OSDir

[Date Prev][Date Next][Thread Prev][Thread Next][Date Index][Thread Index]

Re: [DISCUSS] CloudStack graceful shutdown


I'm thinking of using a configuration from "job.cancel.threshold.minutes" -
it will be the longest

      "category": "Advanced",

      "description": "Time (in minutes) for async-jobs to be forcely
cancelled if it has been in process for long",

      "name": "job.cancel.threshold.minutes",

      "value": "60"




On Wed, Apr 4, 2018 at 1:36 PM, Rafael Weingärtner <
rafaelweingartner@xxxxxxxxx> wrote:

> Big +1 for this feature; I only have a few doubts.
>
> * Regarding the tasks/jobs that management servers (MSs) execute; are these
> tasks originate from requests that come to the MS, or is it possible that
> requests received by one management server to be executed by other? I mean,
> if I execute a request against MS1, will this request always be
> executed/threated by MS1, or is it possible that this request is executed
> by another MS (e.g. MS2)?
>
> * I would suggest that after we block traffic coming from 8080/8443/8250(we
> will need to block this as well right?), we can log the execution of tasks.
> I mean, something saying, there are XXX tasks (enumerate tasks) still being
> executed, we will wait for them to finish before shutting down.
>
> * The timeout (60 minutes suggested) could be global settings that we can
> load before executing the graceful-shutdown.
>
> On Wed, Apr 4, 2018 at 5:15 PM, ilya musayev <ilya.mailing.lists@xxxxxxxxx
> >
> wrote:
>
> > Use case:
> > In any environment - time to time - administrator needs to perform a
> > maintenance. Current stop sequence of cloudstack management server will
> > ignore the fact that there may be long running async jobs - and terminate
> > the process. This in turn can create a poor user experience and
> occasional
> > inconsistency  in cloudstack db.
> >
> > This is especially painful in large environments where the user has
> > thousands of nodes and there is a continuous patching that happens around
> > the clock - that requires migration of workload from one node to another.
> >
> > With that said - i've created a script that monitors the async job queue
> > for given MS and waits for it complete all jobs.
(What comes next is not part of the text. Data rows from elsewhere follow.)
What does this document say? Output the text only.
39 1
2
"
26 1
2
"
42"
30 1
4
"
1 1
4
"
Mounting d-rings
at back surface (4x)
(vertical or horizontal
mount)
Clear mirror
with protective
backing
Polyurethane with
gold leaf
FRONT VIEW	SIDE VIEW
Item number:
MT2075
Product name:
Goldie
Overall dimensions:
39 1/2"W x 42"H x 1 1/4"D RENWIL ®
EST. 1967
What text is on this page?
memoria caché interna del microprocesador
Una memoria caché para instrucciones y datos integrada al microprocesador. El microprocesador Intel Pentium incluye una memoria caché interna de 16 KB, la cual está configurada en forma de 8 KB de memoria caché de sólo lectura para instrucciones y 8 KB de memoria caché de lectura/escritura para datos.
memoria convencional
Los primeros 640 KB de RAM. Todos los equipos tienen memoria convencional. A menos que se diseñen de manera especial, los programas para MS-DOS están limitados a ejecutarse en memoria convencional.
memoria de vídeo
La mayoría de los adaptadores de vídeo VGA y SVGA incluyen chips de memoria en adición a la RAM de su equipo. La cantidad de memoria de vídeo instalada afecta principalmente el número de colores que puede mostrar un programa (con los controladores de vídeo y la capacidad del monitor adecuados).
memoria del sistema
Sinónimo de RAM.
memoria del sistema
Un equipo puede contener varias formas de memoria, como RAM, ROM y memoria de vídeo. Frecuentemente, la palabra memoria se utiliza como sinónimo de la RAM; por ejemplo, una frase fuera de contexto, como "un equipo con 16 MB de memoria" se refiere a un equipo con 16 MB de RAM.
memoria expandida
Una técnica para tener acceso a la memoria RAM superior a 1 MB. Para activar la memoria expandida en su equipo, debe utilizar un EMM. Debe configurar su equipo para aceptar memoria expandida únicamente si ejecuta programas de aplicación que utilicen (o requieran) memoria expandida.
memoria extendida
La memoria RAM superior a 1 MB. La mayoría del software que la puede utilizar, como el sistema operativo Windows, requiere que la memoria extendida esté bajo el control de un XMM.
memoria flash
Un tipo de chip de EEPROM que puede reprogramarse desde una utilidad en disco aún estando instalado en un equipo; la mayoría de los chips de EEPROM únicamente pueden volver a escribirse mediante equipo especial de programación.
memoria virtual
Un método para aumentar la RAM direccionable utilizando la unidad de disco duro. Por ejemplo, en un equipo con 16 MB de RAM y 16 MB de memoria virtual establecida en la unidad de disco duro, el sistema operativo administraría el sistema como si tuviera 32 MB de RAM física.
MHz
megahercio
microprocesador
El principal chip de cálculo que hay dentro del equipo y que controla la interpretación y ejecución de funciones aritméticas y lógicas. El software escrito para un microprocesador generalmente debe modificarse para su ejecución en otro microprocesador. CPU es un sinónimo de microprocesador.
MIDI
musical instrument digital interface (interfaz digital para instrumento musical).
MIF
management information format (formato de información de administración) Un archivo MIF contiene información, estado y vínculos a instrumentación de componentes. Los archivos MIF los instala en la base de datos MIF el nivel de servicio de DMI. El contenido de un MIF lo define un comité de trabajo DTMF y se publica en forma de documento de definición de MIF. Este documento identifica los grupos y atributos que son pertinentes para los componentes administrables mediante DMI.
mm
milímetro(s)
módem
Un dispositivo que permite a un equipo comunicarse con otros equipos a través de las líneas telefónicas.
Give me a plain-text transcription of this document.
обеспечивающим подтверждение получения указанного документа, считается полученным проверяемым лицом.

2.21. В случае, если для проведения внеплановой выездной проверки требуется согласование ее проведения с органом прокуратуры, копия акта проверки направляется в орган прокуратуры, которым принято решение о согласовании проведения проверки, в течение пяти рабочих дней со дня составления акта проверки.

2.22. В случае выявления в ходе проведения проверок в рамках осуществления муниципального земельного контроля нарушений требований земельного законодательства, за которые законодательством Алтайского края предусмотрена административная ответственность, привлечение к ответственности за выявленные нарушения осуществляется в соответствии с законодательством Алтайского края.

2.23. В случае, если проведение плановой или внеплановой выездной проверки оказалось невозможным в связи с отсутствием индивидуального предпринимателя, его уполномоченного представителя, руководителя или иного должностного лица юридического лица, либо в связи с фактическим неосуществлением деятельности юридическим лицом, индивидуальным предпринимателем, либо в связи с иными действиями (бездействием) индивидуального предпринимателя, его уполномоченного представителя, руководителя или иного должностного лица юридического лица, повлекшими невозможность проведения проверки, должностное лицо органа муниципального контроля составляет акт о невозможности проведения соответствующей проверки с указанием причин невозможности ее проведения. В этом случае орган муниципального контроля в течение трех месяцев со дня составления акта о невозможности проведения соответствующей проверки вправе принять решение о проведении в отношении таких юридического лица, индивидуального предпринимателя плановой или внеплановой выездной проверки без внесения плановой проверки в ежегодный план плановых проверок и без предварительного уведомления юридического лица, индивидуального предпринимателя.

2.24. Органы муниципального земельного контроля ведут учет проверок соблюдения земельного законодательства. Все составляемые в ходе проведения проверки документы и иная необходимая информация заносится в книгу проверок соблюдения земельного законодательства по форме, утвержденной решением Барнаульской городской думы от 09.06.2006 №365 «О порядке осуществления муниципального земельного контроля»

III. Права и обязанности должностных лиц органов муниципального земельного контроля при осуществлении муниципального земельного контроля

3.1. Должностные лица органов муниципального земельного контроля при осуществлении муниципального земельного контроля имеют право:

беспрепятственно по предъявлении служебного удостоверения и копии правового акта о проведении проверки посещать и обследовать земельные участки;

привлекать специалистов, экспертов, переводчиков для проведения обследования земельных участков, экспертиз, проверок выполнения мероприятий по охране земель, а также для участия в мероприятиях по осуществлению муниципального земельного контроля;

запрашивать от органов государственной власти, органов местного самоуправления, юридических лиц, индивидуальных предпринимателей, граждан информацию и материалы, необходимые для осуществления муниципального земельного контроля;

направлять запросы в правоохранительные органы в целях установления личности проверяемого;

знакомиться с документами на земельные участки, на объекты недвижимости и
More details are posted
> > below.
> >
> > I'd like to introduce "graceful-shutdown" into the systemctl/service of
> > cloudstack-management service.
> >
> > The details of how it will work is below:
> >
> > Workflow for graceful shutdown:
> >   Using iptables/firewalld - block any connection attempts on 8080/8443
> (we
> > can identify the ports dynamically)
> >   Identify the MSID for the node, using the proper msid - query async_job
> > table for
> > 1) any jobs that are still running (or job_status=“0”)
> > 2) job_dispatcher not like “pseudoJobDispatcher"
> > 3) job_init_msid=$my_ms_id
> >
> > Monitor this async_job table for 60 minutes - until all async jobs for
> MSID
> > are done, then proceed with shutdown
> >     If failed for any reason or terminated, catch the exit via trap
> command
> > and unblock the 8080/8443
> >
> > Comments are welcome
> >
> > Regards,
> > ilya
> >
>
>
>
> --
> Rafael Weingärtner
>